5 beautiful days in the country with the boys’ grandmother rendered me unable to post. And you know what, it was kind of nice. I’ve had so much inspiration for the blog and so many posts have already written themselves in my mind. Sometimes, suspended time and another place are the best ingredients for inspiration.

Here is us over the last few days.

I’ll be back so soon with so much more.

Family fable: 6 things to help Mother Earth

In the lead up to Earth Hour on 26 March 2011

Let us a little permit Nature to take her own way; she better understands her own affairs than we.  ~Michel de Montaigne, translated

I’m pretty damn conscious of environmentally friendly living. But unfortunately, I’m no poster girl for the environmental future. I’m well aware of what I should be doing but there’s a sizeable gap between this and my ecological reality.

There are a few environmentally friendly things I do try and do consistently however. Things I try not to negotiate. I find that if I commit to these things, then adding other ecological efforts (small and big) into our day or our week or our year is much easier. I may not be as consistent with these other efforts but slowly I find myself adding them to my list of ‘non-negotiables’. I’m hoping in a couple of years I can feel confident that our carbon footprint is more of a gentle impression than a firm fixture.

1. Recycling – I’m a stickler for using our recycling system. I make sure that every item is in the correct bin and have been known to go through the rubbish in search of a renegade bottle or tin.

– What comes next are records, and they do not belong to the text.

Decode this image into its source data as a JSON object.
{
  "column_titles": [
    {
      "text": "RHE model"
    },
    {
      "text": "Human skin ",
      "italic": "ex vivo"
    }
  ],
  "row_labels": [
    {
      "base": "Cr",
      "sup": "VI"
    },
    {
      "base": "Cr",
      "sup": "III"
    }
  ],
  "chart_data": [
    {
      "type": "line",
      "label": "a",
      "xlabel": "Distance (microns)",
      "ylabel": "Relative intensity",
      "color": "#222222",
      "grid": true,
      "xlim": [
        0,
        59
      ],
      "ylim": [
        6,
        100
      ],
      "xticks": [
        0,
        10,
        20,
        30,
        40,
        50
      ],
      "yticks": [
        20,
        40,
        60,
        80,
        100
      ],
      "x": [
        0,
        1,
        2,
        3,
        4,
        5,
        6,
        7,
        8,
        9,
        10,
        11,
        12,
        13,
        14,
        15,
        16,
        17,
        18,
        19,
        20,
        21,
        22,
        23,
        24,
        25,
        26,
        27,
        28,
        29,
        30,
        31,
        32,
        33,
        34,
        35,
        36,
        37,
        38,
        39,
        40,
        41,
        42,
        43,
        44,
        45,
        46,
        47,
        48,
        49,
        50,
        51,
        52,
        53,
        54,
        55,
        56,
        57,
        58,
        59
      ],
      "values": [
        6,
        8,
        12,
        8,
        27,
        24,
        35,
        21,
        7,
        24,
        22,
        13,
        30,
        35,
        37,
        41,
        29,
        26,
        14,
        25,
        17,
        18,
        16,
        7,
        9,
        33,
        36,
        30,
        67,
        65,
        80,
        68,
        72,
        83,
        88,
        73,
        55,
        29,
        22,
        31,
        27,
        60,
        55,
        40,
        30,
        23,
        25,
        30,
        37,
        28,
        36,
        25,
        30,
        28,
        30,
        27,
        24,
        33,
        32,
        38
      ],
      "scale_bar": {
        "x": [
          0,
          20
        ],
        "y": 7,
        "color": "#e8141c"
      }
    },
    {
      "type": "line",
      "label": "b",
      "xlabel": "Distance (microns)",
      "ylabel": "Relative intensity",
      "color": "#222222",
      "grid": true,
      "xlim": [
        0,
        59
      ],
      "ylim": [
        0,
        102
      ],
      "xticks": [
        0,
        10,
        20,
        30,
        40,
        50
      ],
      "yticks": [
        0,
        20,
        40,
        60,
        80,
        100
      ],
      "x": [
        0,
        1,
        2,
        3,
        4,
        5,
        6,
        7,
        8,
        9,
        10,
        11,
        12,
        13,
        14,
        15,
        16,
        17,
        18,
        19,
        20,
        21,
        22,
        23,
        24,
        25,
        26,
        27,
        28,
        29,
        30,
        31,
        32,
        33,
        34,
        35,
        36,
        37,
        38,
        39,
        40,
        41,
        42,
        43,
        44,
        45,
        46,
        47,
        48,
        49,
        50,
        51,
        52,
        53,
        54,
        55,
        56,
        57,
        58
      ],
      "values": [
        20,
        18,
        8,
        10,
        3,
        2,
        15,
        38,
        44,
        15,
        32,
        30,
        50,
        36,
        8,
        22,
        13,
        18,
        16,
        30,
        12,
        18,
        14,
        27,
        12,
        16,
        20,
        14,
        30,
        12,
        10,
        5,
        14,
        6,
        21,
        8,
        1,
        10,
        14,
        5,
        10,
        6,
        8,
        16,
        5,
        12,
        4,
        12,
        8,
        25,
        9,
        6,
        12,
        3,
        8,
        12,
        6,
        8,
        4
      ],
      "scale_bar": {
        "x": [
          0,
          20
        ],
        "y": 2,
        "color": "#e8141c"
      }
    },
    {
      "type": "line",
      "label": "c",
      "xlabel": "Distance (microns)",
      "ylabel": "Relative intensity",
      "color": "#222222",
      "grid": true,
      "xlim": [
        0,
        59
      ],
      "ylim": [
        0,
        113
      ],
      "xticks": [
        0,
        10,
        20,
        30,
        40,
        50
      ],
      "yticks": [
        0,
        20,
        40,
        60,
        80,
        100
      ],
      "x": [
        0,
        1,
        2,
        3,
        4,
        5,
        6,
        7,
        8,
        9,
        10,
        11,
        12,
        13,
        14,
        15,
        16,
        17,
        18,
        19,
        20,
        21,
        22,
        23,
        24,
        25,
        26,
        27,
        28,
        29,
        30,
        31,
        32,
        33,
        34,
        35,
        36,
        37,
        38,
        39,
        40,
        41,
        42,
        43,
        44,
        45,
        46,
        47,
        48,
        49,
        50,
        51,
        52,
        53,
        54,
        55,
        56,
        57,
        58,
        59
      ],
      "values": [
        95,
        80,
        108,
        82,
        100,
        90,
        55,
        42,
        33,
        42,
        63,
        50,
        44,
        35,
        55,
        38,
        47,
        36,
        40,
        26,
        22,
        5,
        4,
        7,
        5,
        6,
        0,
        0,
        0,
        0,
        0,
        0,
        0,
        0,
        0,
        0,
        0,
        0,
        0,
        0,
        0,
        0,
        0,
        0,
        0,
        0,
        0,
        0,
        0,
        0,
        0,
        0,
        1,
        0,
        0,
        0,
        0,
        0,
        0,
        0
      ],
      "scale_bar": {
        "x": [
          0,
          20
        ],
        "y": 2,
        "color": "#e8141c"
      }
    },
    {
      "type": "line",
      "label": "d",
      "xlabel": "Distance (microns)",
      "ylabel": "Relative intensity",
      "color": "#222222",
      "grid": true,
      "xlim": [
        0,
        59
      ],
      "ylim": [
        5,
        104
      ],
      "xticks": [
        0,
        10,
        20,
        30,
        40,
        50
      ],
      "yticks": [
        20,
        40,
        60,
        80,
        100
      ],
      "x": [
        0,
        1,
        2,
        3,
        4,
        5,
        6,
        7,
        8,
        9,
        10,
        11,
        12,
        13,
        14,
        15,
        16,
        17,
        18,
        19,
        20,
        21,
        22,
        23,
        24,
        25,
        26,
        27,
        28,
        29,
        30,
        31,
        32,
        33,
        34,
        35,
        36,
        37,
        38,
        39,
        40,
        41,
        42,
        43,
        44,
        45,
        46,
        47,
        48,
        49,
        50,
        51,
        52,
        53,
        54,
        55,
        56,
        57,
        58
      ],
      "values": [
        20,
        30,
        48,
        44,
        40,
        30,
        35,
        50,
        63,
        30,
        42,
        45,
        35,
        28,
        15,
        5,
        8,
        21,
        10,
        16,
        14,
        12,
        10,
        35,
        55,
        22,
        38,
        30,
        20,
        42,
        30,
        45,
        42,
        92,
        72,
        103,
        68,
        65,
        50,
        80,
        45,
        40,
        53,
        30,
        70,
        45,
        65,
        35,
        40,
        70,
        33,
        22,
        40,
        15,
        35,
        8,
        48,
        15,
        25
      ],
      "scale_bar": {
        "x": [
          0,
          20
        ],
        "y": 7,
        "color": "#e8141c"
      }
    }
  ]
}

2. Cloth nappies – I’ve used cloth nappies with each of the boys. Their use has grown in momentum over the years. For the first, it was casual. For the second, more part-time and now, with Lbaby, we use cloth nappies all the time. Of course it’s easier now because I do at least one load of laundry a day. In fact, I find using cloth nappies as easy as pie. These are the ones I use. I was given some and others I researched and love. They all work well for us.

3. Environmentally-friendly cleaning products – I make my own washing powder using this recipe. I use bicarb and vinegar instead of multipurpose cleaner. In fact, I use vinegar to clean most things around the house. It works a dream. I also make my own floor cleaner (recipe here). When I find I do have to buy cleaning products, I make sure they are truly ecologically sound even if they are double the price of other brands. We have cleaners who come every two weeks and I am going to start asking them to use the cleaning products I have.

4. Weekly shop at the farmers market – we have a fantastic farmers market every Saturday which is close by. The boys love our Saturday morning ritual of free range bacon and egg rolls with organic juice. Usually there are a few trains taken to play with as mummy and daddy enjoy a coffee and bagel. Importantly, though, I do our fruit and veg shop here. Whether it’s organic or not, the produce is grown locally and each store must comply with certain farming methods in order to be able to sell at the markets.

5. Green energy – we have opted for the 100% green alternative in energy sources.

6. Carbon offset flights – this doesn’t seem a big deal but we fly to Victoria a lot because of C’s family so it adds up.

I find with each of these 6 things I am able to balance their financial commitment with their ecological benefit. This works for us at the moment. But, there are many more things I’d like to be doing. I feel too time and money poor for most of them right now but I know I need to do more research to find more viable options. For example:

- ecological toys

- recycled or handmade clothing

-making more of our own food like bread, pasta etc

- growing our own food (we have not a garden to speak of but I know this shouldn’t preclude our food growing efforts)

What are the ‘non-negotiable’ green options for you at the moment? Have you had any success with those things on my wish list?